A couple of students have nailed a vulnerability on Facebook that would have allowed phishing websites to steal and publish data from users who don’t opt for the maximum security settings on the social network.
The fact that the vulnerability only arose on profiles that haven’t availed themselves of the highest level of security available on Facebook would seem to have lessened the urgency of the flaw — except that most people on the social network underutilize the privacy settings on the site, making the majority of users vulnerable.
So let’s tip our virtual hats to Sophos Senior Technology Consultant Graham Curley for spending quite a bit of time trying to confirm the findings of Rui Wang and Zhou Li, the students who’d pointed out the vulnerability. He hadn’t been able to see the hole the students had identified because he’d had the privacy settings at the maximum level — we’d expect nothing less than that from a security consultant.
Now if only everyone else on Facebook did the same thing!

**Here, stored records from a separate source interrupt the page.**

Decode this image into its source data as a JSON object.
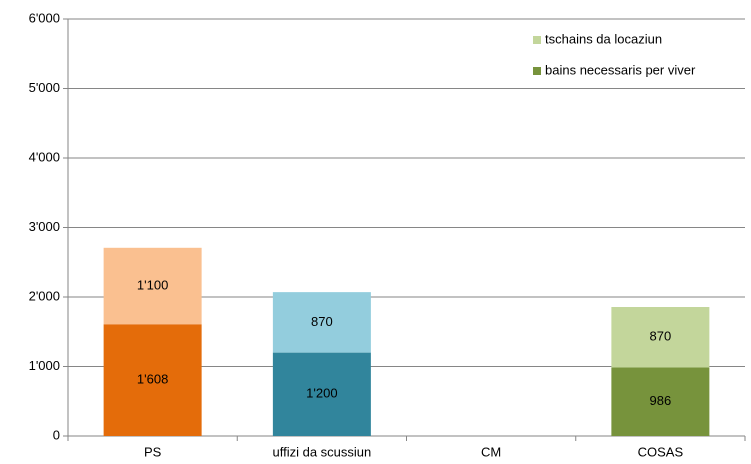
{
  "chart_data": {
    "type": "stacked_bar",
    "categories": [
      "PS",
      "uffizi da scussiun",
      "CM",
      "COSAS"
    ],
    "series": [
      {
        "name": "bains necessaris per viver",
        "color": "#77933c",
        "colors": [
          "#e46c0a",
          "#31859c",
          "#77933c",
          "#77933c"
        ],
        "values": [
          1608,
          1200,
          null,
          986
        ],
        "value_labels": [
          "1'608",
          "1'200",
          null,
          "986"
        ]
      },
      {
        "name": "tschains da locaziun",
        "color": "#c3d69b",
        "colors": [
          "#fac090",
          "#93cddd",
          "#c3d69b",
          "#c3d69b"
        ],
        "values": [
          1100,
          870,
          null,
          870
        ],
        "value_labels": [
          "1'100",
          "870",
          null,
          "870"
        ]
      }
    ],
    "ylim": [
      0,
      6000
    ],
    "yticks": [
      0,
      {
        "value": 1000,
        "label": "1'000"
      },
      {
        "value": 2000,
        "label": "2'000"
      },
      {
        "value": 3000,
        "label": "3'000"
      },
      {
        "value": 4000,
        "label": "4'000"
      },
      {
        "value": 5000,
        "label": "5'000"
      },
      {
        "value": 6000,
        "label": "6'000"
      }
    ],
    "grid": true,
    "legend": "top-right"
  }
}
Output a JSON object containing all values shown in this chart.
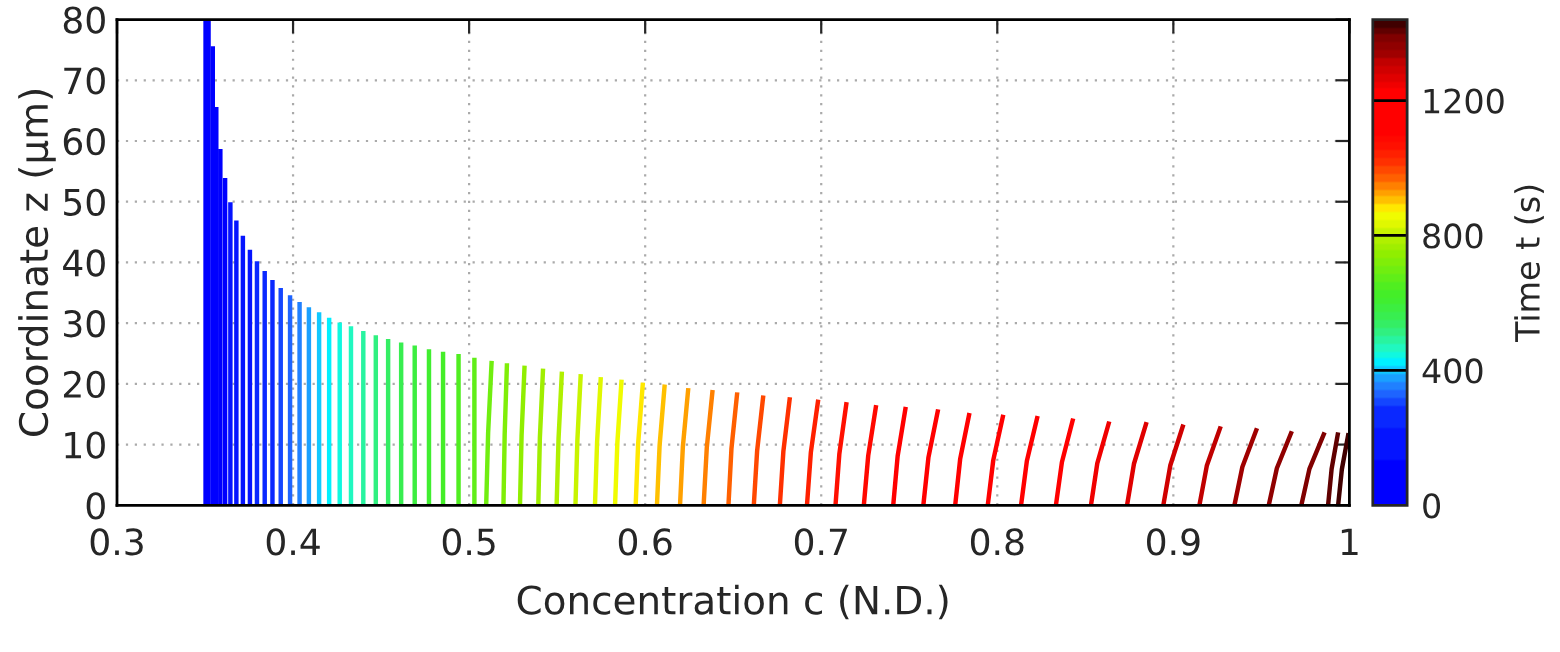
{
  "chart_data": {
    "type": "line",
    "xlabel": "Concentration c (N.D.)",
    "ylabel": "Coordinate z (μm)",
    "clabel": "Time t (s)",
    "xlim": [
      0.3,
      1.0
    ],
    "xticks": [
      0.3,
      0.4,
      0.5,
      0.6,
      0.7,
      0.8,
      0.9,
      {
        "value": 1.0,
        "label": "1"
      }
    ],
    "ylim": [
      0,
      80
    ],
    "yticks": [
      0,
      10,
      20,
      30,
      40,
      50,
      60,
      70,
      80
    ],
    "clim": [
      0,
      1440
    ],
    "cticks": [
      0,
      400,
      800,
      1200
    ],
    "grid": true,
    "line_style": "solid",
    "series": [
      {
        "color": "#0000ff",
        "x": [
          0.3503,
          0.3503
        ],
        "values": [
          0,
          80
        ]
      },
      {
        "color": "#0000ff",
        "x": [
          0.352,
          0.352
        ],
        "values": [
          0,
          80
        ]
      },
      {
        "color": "#0000ff",
        "x": [
          0.3544,
          0.3544
        ],
        "values": [
          0,
          75.6
        ]
      },
      {
        "color": "#0000ff",
        "x": [
          0.3564,
          0.3564
        ],
        "values": [
          0,
          65.6
        ]
      },
      {
        "color": "#0000ff",
        "x": [
          0.3587,
          0.3587
        ],
        "values": [
          0,
          58.7
        ]
      },
      {
        "color": "#0000ff",
        "x": [
          0.3614,
          0.3614
        ],
        "values": [
          0,
          53.9
        ]
      },
      {
        "color": "#0514ff",
        "x": [
          0.3644,
          0.3644
        ],
        "values": [
          0,
          49.9
        ]
      },
      {
        "color": "#0514ff",
        "x": [
          0.3678,
          0.3678
        ],
        "values": [
          0,
          46.9
        ]
      },
      {
        "color": "#0514ff",
        "x": [
          0.3715,
          0.3715
        ],
        "values": [
          0,
          44.4
        ]
      },
      {
        "color": "#0514ff",
        "x": [
          0.3755,
          0.3755
        ],
        "values": [
          0,
          42.1
        ]
      },
      {
        "color": "#0a28ff",
        "x": [
          0.3795,
          0.3795
        ],
        "values": [
          0,
          40.2
        ]
      },
      {
        "color": "#0a28ff",
        "x": [
          0.3839,
          0.3839
        ],
        "values": [
          0,
          38.6
        ]
      },
      {
        "color": "#0a28ff",
        "x": [
          0.3883,
          0.3883
        ],
        "values": [
          0,
          37.1
        ]
      },
      {
        "color": "#1446ff",
        "x": [
          0.393,
          0.393
        ],
        "values": [
          0,
          35.8
        ]
      },
      {
        "color": "#1e64ff",
        "x": [
          0.3983,
          0.3983
        ],
        "values": [
          0,
          34.6
        ]
      },
      {
        "color": "#2080ff",
        "x": [
          0.4037,
          0.4037
        ],
        "values": [
          0,
          33.5
        ]
      },
      {
        "color": "#1aa0ff",
        "x": [
          0.409,
          0.409
        ],
        "values": [
          0,
          32.6
        ]
      },
      {
        "color": "#10c8ff",
        "x": [
          0.4148,
          0.4148
        ],
        "values": [
          0,
          31.8
        ]
      },
      {
        "color": "#00f0ff",
        "x": [
          0.4205,
          0.4205
        ],
        "values": [
          0,
          30.9
        ]
      },
      {
        "color": "#10f8e0",
        "x": [
          0.4265,
          0.4265
        ],
        "values": [
          0,
          30.1
        ]
      },
      {
        "color": "#20f8c0",
        "x": [
          0.4329,
          0.4329
        ],
        "values": [
          0,
          29.5
        ]
      },
      {
        "color": "#28f4a0",
        "x": [
          0.4399,
          0.4399
        ],
        "values": [
          0,
          28.7
        ]
      },
      {
        "color": "#30f080",
        "x": [
          0.447,
          0.447
        ],
        "values": [
          0,
          28.0
        ]
      },
      {
        "color": "#34ee64",
        "x": [
          0.454,
          0.454
        ],
        "values": [
          0,
          27.4
        ]
      },
      {
        "color": "#38ee50",
        "x": [
          0.4614,
          0.4614
        ],
        "values": [
          0,
          26.8
        ]
      },
      {
        "color": "#3cee40",
        "x": [
          0.4691,
          0.4691
        ],
        "values": [
          0,
          26.3
        ]
      },
      {
        "color": "#40ee30",
        "x": [
          0.4772,
          0.4772
        ],
        "values": [
          0,
          25.7
        ]
      },
      {
        "color": "#44ee28",
        "x": [
          0.4852,
          0.4852
        ],
        "values": [
          0,
          25.3
        ]
      },
      {
        "color": "#50ee20",
        "x": [
          0.494,
          0.494
        ],
        "values": [
          0,
          24.9
        ]
      },
      {
        "color": "#60ee18",
        "x": [
          0.503,
          0.503
        ],
        "values": [
          0,
          24.3
        ]
      },
      {
        "color": "#70ee10",
        "x": [
          0.5097,
          0.5108,
          0.5128
        ],
        "values": [
          0,
          11.9,
          23.8
        ]
      },
      {
        "color": "#80ee08",
        "x": [
          0.5195,
          0.5202,
          0.5215
        ],
        "values": [
          0,
          11.7,
          23.4
        ]
      },
      {
        "color": "#90ee00",
        "x": [
          0.5289,
          0.5298,
          0.5315
        ],
        "values": [
          0,
          11.5,
          23.0
        ]
      },
      {
        "color": "#a0ee00",
        "x": [
          0.5393,
          0.5402,
          0.542
        ],
        "values": [
          0,
          11.2,
          22.5
        ]
      },
      {
        "color": "#b0f000",
        "x": [
          0.5497,
          0.5508,
          0.5527
        ],
        "values": [
          0,
          11.0,
          22.0
        ]
      },
      {
        "color": "#c8f400",
        "x": [
          0.5604,
          0.5615,
          0.5634
        ],
        "values": [
          0,
          10.8,
          21.6
        ]
      },
      {
        "color": "#e0f800",
        "x": [
          0.5715,
          0.5727,
          0.5748
        ],
        "values": [
          0,
          10.5,
          21.1
        ]
      },
      {
        "color": "#f0fc00",
        "x": [
          0.5829,
          0.5842,
          0.5866
        ],
        "values": [
          0,
          10.3,
          20.7
        ]
      },
      {
        "color": "#ffe800",
        "x": [
          0.5946,
          0.596,
          0.5987
        ],
        "values": [
          0,
          10.1,
          20.2
        ]
      },
      {
        "color": "#ffc000",
        "x": [
          0.6067,
          0.6082,
          0.6111
        ],
        "values": [
          0,
          9.9,
          19.9
        ]
      },
      {
        "color": "#ffa000",
        "x": [
          0.6198,
          0.6214,
          0.6245
        ],
        "values": [
          0,
          9.6,
          19.3
        ]
      },
      {
        "color": "#ff8000",
        "x": [
          0.6332,
          0.635,
          0.6383
        ],
        "values": [
          0,
          9.5,
          19.0
        ]
      },
      {
        "color": "#ff6000",
        "x": [
          0.6473,
          0.649,
          0.6523
        ],
        "values": [
          0,
          9.3,
          18.6
        ]
      },
      {
        "color": "#ff4800",
        "x": [
          0.6617,
          0.6636,
          0.6671
        ],
        "values": [
          0,
          9.0,
          18.1
        ]
      },
      {
        "color": "#ff3000",
        "x": [
          0.6765,
          0.6785,
          0.6822
        ],
        "values": [
          0,
          8.9,
          17.8
        ]
      },
      {
        "color": "#ff2000",
        "x": [
          0.6919,
          0.6941,
          0.6983
        ],
        "values": [
          0,
          8.7,
          17.4
        ]
      },
      {
        "color": "#ff1000",
        "x": [
          0.7081,
          0.7103,
          0.7144
        ],
        "values": [
          0,
          8.5,
          17.0
        ]
      },
      {
        "color": "#ff0800",
        "x": [
          0.7242,
          0.7267,
          0.7312
        ],
        "values": [
          0,
          8.2,
          16.5
        ]
      },
      {
        "color": "#ff0000",
        "x": [
          0.7409,
          0.7434,
          0.748
        ],
        "values": [
          0,
          8.1,
          16.2
        ]
      },
      {
        "color": "#ff0000",
        "x": [
          0.758,
          0.7609,
          0.7664
        ],
        "values": [
          0,
          7.9,
          15.8
        ]
      },
      {
        "color": "#ff0000",
        "x": [
          0.7761,
          0.7789,
          0.7842
        ],
        "values": [
          0,
          7.6,
          15.2
        ]
      },
      {
        "color": "#ff0000",
        "x": [
          0.7946,
          0.7977,
          0.8034
        ],
        "values": [
          0,
          7.4,
          14.9
        ]
      },
      {
        "color": "#ff0000",
        "x": [
          0.8135,
          0.8168,
          0.8229
        ],
        "values": [
          0,
          7.3,
          14.7
        ]
      },
      {
        "color": "#ff0000",
        "x": [
          0.8333,
          0.8367,
          0.8431
        ],
        "values": [
          0,
          7.1,
          14.3
        ]
      },
      {
        "color": "#f00000",
        "x": [
          0.8532,
          0.8568,
          0.8636
        ],
        "values": [
          0,
          6.9,
          13.8
        ]
      },
      {
        "color": "#e00000",
        "x": [
          0.8737,
          0.8776,
          0.8848
        ],
        "values": [
          0,
          6.8,
          13.7
        ]
      },
      {
        "color": "#d00000",
        "x": [
          0.8943,
          0.8983,
          0.9057
        ],
        "values": [
          0,
          6.6,
          13.3
        ]
      },
      {
        "color": "#c00000",
        "x": [
          0.9148,
          0.919,
          0.9269
        ],
        "values": [
          0,
          6.5,
          13.0
        ]
      },
      {
        "color": "#a00000",
        "x": [
          0.9347,
          0.9392,
          0.9475
        ],
        "values": [
          0,
          6.3,
          12.7
        ]
      },
      {
        "color": "#900000",
        "x": [
          0.9542,
          0.9588,
          0.9673
        ],
        "values": [
          0,
          6.1,
          12.2
        ]
      },
      {
        "color": "#800000",
        "x": [
          0.9727,
          0.9773,
          0.9859
        ],
        "values": [
          0,
          6.0,
          12.0
        ]
      },
      {
        "color": "#600000",
        "x": [
          0.9879,
          0.9899,
          0.9936
        ],
        "values": [
          0,
          6.0,
          12.0
        ]
      },
      {
        "color": "#400000",
        "x": [
          0.9936,
          0.9957,
          0.9995
        ],
        "values": [
          0,
          5.9,
          11.9
        ]
      }
    ]
  }
}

That’s why I wrote the headline you see above, suggesting that you — yes, you — might be the weakest link here, if you’re not making the most of the site’s settings for protecting privacy.
The students had notified Facebook about this vulnerability rather than explain to the public how to use the exploit. Knowing the pace at which the social network’s developers move, this security hole has probably been closed for a while now.
So the only way to see the original security problem is to check out the video the students posted on YouTube demonstrating the vulnerability — there’s no sound, so you really need to watch the screen carefully.
What do you think about this particular security vulnerability?